Statements in this release that are not historical are forward-looking statements. These statements are based on management's current beliefs and expectations. The forward-looking statements in this release are subject to uncertainty and changes in circumstances and involve risks and uncertainties that may affect the company's operations, markets, products, services, prices and other factors as discussed in the Huntsman companies' filings with the U.S. Securities and Exchange Commission. Significant risks and uncertainties may relate to, but are not limited to, financial, economic, competitive, environmental, political, legal, regulatory and technological factors. In addition, the completion of any transactions described in this release is subject to a number of uncertainties and to negotiation and execution of definitive agreements among the parties and closing will be subject to approvals and other customary conditions. Accordingly, there can be no assurance that such transactions will be completed or that the company's expectations will be realized. The company assumes no obligation to provide revisions to any forward-looking statements should circumstances change, except as otherwise required by applicable laws.

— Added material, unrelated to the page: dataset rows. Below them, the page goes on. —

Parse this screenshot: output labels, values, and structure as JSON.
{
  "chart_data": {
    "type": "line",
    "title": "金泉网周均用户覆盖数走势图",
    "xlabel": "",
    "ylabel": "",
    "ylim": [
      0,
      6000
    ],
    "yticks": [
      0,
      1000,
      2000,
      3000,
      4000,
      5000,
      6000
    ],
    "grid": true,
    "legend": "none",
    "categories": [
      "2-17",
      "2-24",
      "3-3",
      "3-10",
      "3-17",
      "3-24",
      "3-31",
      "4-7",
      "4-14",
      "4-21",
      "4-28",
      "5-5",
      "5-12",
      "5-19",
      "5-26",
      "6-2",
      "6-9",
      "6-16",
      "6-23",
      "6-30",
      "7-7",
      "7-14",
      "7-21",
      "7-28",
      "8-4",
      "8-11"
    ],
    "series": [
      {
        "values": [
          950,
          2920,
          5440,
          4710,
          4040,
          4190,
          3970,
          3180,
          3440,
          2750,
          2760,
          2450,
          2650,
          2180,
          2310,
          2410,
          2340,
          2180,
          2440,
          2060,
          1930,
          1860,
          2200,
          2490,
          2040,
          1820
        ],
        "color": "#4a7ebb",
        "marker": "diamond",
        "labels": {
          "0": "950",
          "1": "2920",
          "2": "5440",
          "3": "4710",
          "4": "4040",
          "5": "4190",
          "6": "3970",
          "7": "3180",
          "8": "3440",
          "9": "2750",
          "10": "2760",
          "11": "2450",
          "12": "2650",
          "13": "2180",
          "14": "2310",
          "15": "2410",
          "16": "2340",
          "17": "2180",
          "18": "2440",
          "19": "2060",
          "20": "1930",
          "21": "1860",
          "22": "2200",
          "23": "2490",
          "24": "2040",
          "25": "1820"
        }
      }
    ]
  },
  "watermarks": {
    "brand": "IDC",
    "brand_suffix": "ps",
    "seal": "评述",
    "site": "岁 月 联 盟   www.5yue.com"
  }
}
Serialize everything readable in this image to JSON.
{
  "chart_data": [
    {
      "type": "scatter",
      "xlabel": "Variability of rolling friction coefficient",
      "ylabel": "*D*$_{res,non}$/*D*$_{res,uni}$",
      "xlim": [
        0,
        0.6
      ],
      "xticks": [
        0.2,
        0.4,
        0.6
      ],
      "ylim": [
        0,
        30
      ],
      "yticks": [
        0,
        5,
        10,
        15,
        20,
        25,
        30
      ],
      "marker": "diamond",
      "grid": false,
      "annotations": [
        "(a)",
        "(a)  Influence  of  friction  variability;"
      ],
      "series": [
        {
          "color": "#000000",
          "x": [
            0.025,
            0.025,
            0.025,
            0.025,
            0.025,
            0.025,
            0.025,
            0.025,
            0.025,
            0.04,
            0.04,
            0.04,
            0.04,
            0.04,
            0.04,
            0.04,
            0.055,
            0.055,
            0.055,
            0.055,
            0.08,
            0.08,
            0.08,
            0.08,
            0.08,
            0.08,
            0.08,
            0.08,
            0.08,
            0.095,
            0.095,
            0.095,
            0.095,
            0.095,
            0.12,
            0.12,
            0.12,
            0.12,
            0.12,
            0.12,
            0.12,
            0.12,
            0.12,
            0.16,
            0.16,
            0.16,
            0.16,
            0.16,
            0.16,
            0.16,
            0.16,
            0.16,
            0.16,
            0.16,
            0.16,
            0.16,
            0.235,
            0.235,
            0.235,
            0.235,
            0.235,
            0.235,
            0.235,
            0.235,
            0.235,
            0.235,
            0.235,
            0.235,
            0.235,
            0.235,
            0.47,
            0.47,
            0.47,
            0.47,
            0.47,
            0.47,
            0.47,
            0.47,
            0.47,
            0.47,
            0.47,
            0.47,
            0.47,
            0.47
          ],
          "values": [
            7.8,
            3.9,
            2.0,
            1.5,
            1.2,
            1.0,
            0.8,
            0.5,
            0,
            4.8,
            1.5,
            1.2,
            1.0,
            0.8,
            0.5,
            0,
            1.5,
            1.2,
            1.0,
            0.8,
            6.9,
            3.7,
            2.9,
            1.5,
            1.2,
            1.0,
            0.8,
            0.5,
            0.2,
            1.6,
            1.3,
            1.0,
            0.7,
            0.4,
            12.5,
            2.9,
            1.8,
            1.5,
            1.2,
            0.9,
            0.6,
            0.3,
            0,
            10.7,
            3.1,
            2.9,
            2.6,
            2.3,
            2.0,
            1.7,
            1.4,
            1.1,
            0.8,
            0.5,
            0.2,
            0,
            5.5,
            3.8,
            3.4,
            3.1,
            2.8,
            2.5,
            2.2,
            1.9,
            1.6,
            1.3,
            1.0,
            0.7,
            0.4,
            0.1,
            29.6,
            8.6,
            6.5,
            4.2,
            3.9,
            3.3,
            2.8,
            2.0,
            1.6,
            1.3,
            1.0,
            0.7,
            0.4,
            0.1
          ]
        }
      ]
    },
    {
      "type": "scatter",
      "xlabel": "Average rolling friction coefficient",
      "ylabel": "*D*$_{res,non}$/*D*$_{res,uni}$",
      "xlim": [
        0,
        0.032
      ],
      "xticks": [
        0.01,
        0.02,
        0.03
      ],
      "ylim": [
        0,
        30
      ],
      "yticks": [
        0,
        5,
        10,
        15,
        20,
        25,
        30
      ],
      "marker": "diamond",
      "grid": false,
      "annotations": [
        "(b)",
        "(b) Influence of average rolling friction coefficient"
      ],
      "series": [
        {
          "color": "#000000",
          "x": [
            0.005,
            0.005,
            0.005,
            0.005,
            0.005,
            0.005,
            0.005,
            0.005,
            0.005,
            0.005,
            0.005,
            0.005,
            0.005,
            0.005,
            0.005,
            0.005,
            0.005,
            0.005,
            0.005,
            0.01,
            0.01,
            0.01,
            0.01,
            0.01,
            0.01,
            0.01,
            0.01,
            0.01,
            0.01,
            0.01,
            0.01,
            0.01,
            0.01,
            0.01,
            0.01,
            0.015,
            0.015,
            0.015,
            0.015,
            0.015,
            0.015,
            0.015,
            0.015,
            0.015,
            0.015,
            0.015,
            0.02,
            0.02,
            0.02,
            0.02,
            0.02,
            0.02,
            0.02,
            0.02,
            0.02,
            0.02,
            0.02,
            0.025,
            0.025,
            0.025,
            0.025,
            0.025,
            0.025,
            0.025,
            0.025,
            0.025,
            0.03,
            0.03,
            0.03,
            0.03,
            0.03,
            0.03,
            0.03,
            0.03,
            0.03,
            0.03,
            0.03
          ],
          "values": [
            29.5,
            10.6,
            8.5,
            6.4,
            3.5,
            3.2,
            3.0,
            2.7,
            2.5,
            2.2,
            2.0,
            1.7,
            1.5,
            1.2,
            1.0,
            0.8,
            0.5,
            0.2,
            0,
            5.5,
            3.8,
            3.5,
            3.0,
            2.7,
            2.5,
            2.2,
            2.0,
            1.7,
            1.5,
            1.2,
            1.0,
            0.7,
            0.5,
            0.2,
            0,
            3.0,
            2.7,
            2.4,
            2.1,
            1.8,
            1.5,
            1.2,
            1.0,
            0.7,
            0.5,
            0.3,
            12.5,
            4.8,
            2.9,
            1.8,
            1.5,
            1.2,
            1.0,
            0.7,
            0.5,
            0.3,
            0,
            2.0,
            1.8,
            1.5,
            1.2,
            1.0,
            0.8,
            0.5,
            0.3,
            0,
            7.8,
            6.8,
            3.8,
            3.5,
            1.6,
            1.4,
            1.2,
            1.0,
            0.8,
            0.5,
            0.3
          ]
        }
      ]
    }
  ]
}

About Flint Hills Resources:
Flint Hills Resources is a leading producer of fuels, base oils for lubricants, and other petrochemical products, based in Wichita, Kan. It owns refineries in Alaska, Minnesota and Texas, a chemical intermediates plant near Joliet, Ill., pipelines, and an interest in Excel Paralubes in Westlake, La. The company produces pseudocumene at its Corpus Christi, Texas, facility, as well as other building-block chemicals such as metaxylene, orthoxylene, paraxylene, benzene, cumene and toluene. In Illinois, the company produces maleic anhydride, trimellitic anhydride and purified isophthalic acid.
Flint Hills Resources became an independent, wholly owned subsidiary of Koch Industries, Inc., in January, 2002 in order to focus on growth opportunities. This proposed acquisition is a direct result of that business mandate, and adds to assets acquired in 2003 and 2004.